17/01/2011

Un candidat socialiste genevois reprend au FN l'idée de la préférence nationale !

La semaine dernière, un candidat aux municipales du Parti Socialiste Genevois s'est mis à défendre l'idée de la préférence nationale. Il proposait d'inciter très fortement les multinationales à embaucher des employés genevois.

On comprend facilement le raisonnement de départ : l'arrivée massive d'entreprises attirées par les exonérations fiscales du canton conduit à un aflux de 15 000 personnes par an dans notre région ce qui se traduit par une dégradation du pouvoir d'achat, une pénurie de logements, une aggravation des conditions de circulation et un exode de la classe moyenne de Genève. Pour un esprit simpliste effectivement la proposition de Sami Kanaan pourrait faire du sens.

Mais cette proposition ne convainc personne : soit elle est coercitive et elle contrevient aux accords billatéraux dont Genève bénéficie amplement par ailleurs, soit elle ne l'est pas, et ce n'est que de la poudre aux yeux pour des électeurs crédules afin de se profiler à l'aube d'une échéance électorale.

Si le Parti Socialiste veut dénoncer les accords bilatéraux comme l'UDC ou le MCG, il faudra alors accepter que l'Union Européenne puisse fermer ses frontières, décider de rétablir un contrôle des changes ou des transactions, instaurer toute sorte d'obstacles aux échanges entre la Suisse et l'Union avec laquelle elle fait 60% de son commerce.

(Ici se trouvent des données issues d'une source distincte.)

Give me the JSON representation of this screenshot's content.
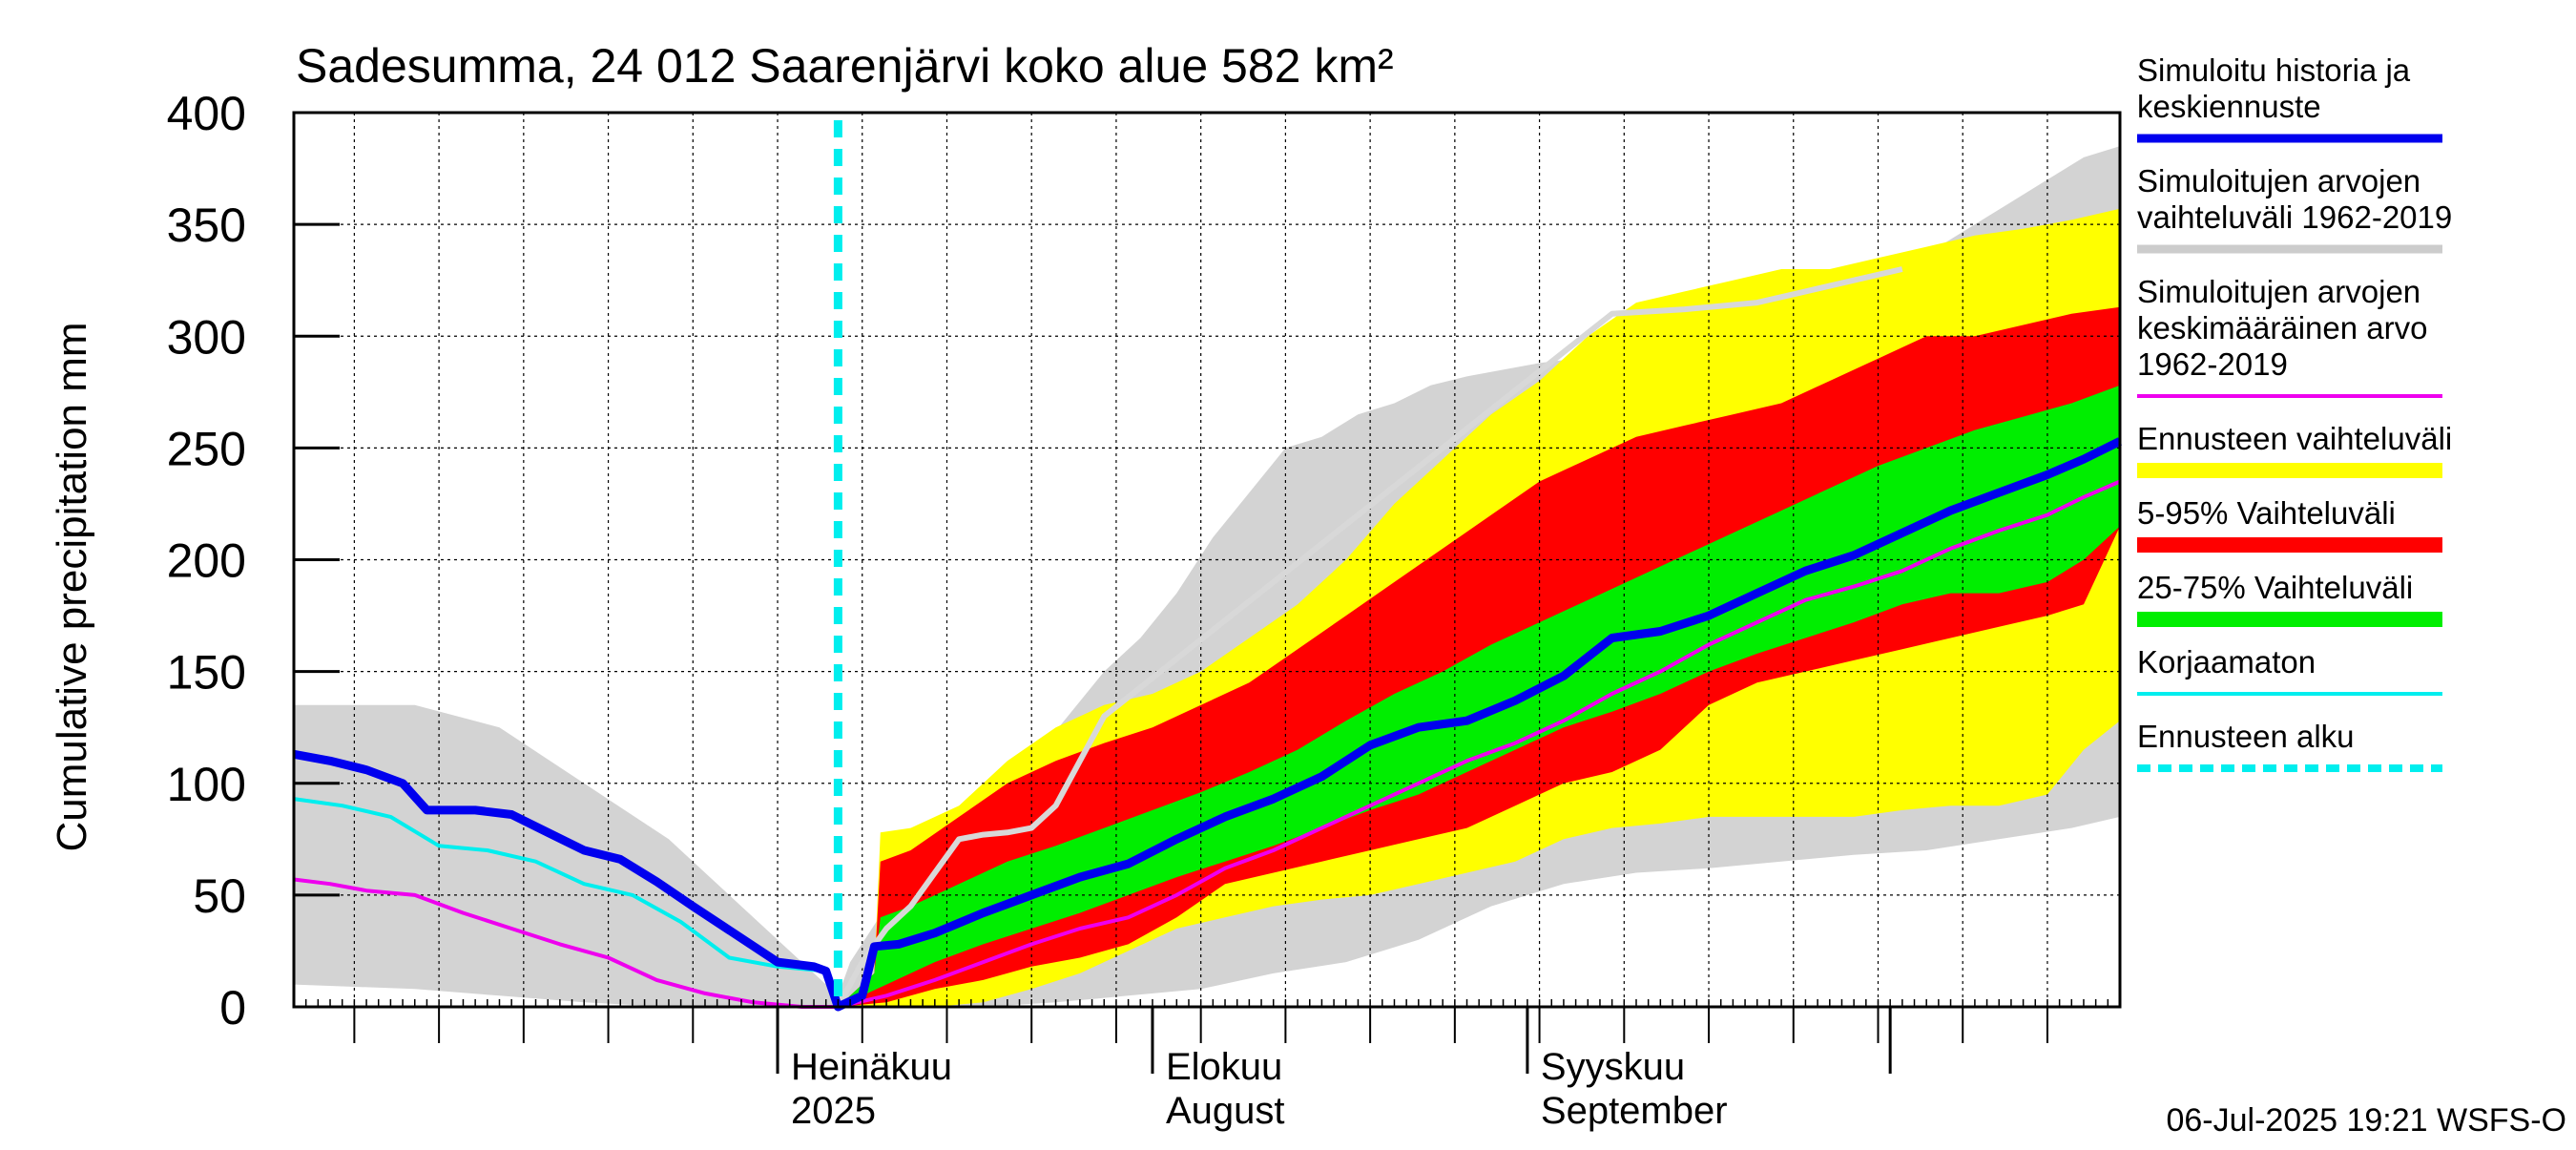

Par ailleurs, personne ne croit que les entreprises venues à Genève en raison des conditions fiscales dérogatoires resteraient si elles étaient ainsi contraintes dans leurs recrutements. Pourtant la préférence nationale contraire aux traités et aux lois, est parfois défendue par des radicaux, des socialistes et d'autres. On la retrouve, à peine modérée, à pleine page d'offres d'emplois chaque semaine sous le doux vocabulaire de "réservé aux Suisses et aux permis C"... pour ne pas écrire "Interdit aux Permis G qui sont priés de quitter leur logement pour résorber la pénurie genevoise". Des messages discrets mais fermes sont envoyés par le canton aux entreprises pour les inciter fortement à recruter des Suisses. Peine perdue, il ne s'agit pas plus de Genevois, mais de Valaisans, Vaudois ou Fribourgeois qui par leur arrivée contribuent bien malgré eux à aggraver aussi les nuisances d'un développement mal maitrisé.

Pourtant le problème soulevé par Sami Kanaan est bien réel et peut être réglé avec des propositions qui elles aussi, doivent être réelles, crédibles et possibles à mettre en oeuvre.

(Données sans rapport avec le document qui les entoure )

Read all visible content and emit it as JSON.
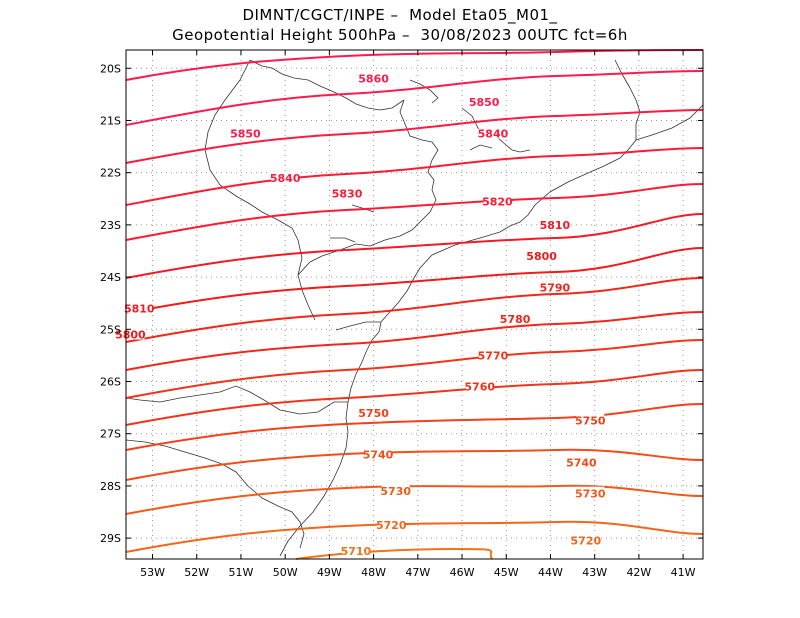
{
  "title_line1": "DIMNT/CGCT/INPE –  Model Eta05_M01_",
  "title_line2": "Geopotential Height 500hPa –  30/08/2023 00UTC fct=6h",
  "lat_ticks": [
    "20S",
    "21S",
    "22S",
    "23S",
    "24S",
    "25S",
    "26S",
    "27S",
    "28S",
    "29S"
  ],
  "lon_ticks": [
    "53W",
    "52W",
    "51W",
    "50W",
    "49W",
    "48W",
    "47W",
    "46W",
    "45W",
    "44W",
    "43W",
    "42W",
    "41W"
  ],
  "contours": [
    {
      "value": "5860",
      "color": "#ff1a4d",
      "labels": [
        {
          "lon": -48.0,
          "lat": -20.2
        }
      ]
    },
    {
      "value": "5850",
      "color": "#ff1a4d",
      "labels": [
        {
          "lon": -50.9,
          "lat": -21.25
        },
        {
          "lon": -45.5,
          "lat": -20.65
        }
      ]
    },
    {
      "value": "5840",
      "color": "#ff1a40",
      "labels": [
        {
          "lon": -50.0,
          "lat": -22.1
        },
        {
          "lon": -45.3,
          "lat": -21.25
        }
      ]
    },
    {
      "value": "5830",
      "color": "#ff1a33",
      "labels": [
        {
          "lon": -48.6,
          "lat": -22.4
        }
      ]
    },
    {
      "value": "5820",
      "color": "#ff1a33",
      "labels": [
        {
          "lon": -45.2,
          "lat": -22.55
        }
      ]
    },
    {
      "value": "5810",
      "color": "#f21a26",
      "labels": [
        {
          "lon": -53.3,
          "lat": -24.6
        },
        {
          "lon": -43.9,
          "lat": -23.0
        }
      ]
    },
    {
      "value": "5800",
      "color": "#f21a1a",
      "labels": [
        {
          "lon": -53.5,
          "lat": -25.1
        },
        {
          "lon": -44.2,
          "lat": -23.6
        }
      ]
    },
    {
      "value": "5790",
      "color": "#f2261a",
      "labels": [
        {
          "lon": -43.9,
          "lat": -24.2
        }
      ]
    },
    {
      "value": "5780",
      "color": "#f2261a",
      "labels": [
        {
          "lon": -44.8,
          "lat": -24.8
        }
      ]
    },
    {
      "value": "5770",
      "color": "#f2331a",
      "labels": [
        {
          "lon": -45.3,
          "lat": -25.5
        }
      ]
    },
    {
      "value": "5760",
      "color": "#f2331a",
      "labels": [
        {
          "lon": -45.6,
          "lat": -26.1
        }
      ]
    },
    {
      "value": "5750",
      "color": "#f2401a",
      "labels": [
        {
          "lon": -48.0,
          "lat": -26.6
        },
        {
          "lon": -43.1,
          "lat": -26.75
        }
      ]
    },
    {
      "value": "5740",
      "color": "#f24d1a",
      "labels": [
        {
          "lon": -47.9,
          "lat": -27.4
        },
        {
          "lon": -43.3,
          "lat": -27.55
        }
      ]
    },
    {
      "value": "5730",
      "color": "#f2591a",
      "labels": [
        {
          "lon": -47.5,
          "lat": -28.1
        },
        {
          "lon": -43.1,
          "lat": -28.15
        }
      ]
    },
    {
      "value": "5720",
      "color": "#f2661a",
      "labels": [
        {
          "lon": -47.6,
          "lat": -28.75
        },
        {
          "lon": -43.2,
          "lat": -29.05
        }
      ]
    },
    {
      "value": "5710",
      "color": "#f2731a",
      "labels": [
        {
          "lon": -48.4,
          "lat": -29.25
        }
      ]
    }
  ]
}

Il suffit que Genève fasse le choix d'orienter sa politique économique sur le développement endogène. Que Genève crée des emplois qui correspondent aux qualifications des chômeurs de notre région plutôt que d'avoir le snobisme d'attirer uniquement des emplois à forte valeur ajoutée qui accroissent les flux migratoires, dégrade le pouvoir d'achat des Genevois, augmente la pénurie de logements et aggravent les conditions de circulation... bref n'ont aucune valeur ajoutée publique. Il suffit que Genève ait pour ambition de créer des emplois plutôt que d'importer des emplois qui ont été créés ailleurs. Il faut que notre région forme beaucoup mieux, beaucoup plus et de manière plus adéquat à ses besoins.